I'm happy to provide more info. Thanks!

mholt commented 4 years ago

Your network setup seems a little crazy. What would be blocking dial tcp 173.245.58.51:53: i/o timeout? (Note that actually dial udp is tried first, as is the norm for DNS, but it falls back to tcp thanks to a recent PR by @Gansgar).

mholt commented 4 years ago

PS. I think adding the ability to configure a custom DNS resolver for the ACME challenges would probably solve the problem. What do you think? Also see https://github.com/go-acme/lego/issues/461

scoobybejesus commented 4 years ago

Okay, more progress.

(TL;DR - (a) DNS validation still doesn't fully complete for me, but (b) this issue #3664 may be ready to be closed.)

First, I goofed. I missed the :53 at the end of that IP. I had a rule to only allow port 53 to the pfSense interface (I should reserve that rule for my IOT networks only, I think).
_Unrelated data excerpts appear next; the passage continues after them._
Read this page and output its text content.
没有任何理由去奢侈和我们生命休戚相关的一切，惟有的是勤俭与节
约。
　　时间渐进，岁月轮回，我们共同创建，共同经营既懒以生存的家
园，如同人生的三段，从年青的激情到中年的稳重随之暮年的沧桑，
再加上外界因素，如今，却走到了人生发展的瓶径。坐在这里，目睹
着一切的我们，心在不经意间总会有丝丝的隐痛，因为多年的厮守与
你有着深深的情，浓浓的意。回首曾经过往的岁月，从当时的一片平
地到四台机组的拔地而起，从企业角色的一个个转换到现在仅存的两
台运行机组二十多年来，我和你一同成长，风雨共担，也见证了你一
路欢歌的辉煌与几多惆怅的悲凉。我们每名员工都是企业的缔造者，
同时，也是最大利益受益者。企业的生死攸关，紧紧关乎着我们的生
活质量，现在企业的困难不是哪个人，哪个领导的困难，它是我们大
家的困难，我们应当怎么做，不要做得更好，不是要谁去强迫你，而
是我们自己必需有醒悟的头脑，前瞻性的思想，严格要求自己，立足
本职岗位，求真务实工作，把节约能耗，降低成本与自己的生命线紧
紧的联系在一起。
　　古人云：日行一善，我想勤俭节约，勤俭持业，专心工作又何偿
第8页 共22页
I should have caught that before replying, and we'd be a step closer by now. That's on me. Ugh. Sorry...

Second, this next failure has to do with the caddy jail being NAT'd (I think/assume). The jail doesn't have its own LAN IP. Rather, it is on a network inside the FreeBSD host (cloned loopback device, not that this detail should matter). The FreeBSD host is at 192.168.50.99. The jail's IP is 10.0.0.100, and it's only reachable through the host via port forwarding. I have host pf rules to (a) NAT out traffic from the jail network, and (b) port forward incoming 80 and 443 traffic to the jail.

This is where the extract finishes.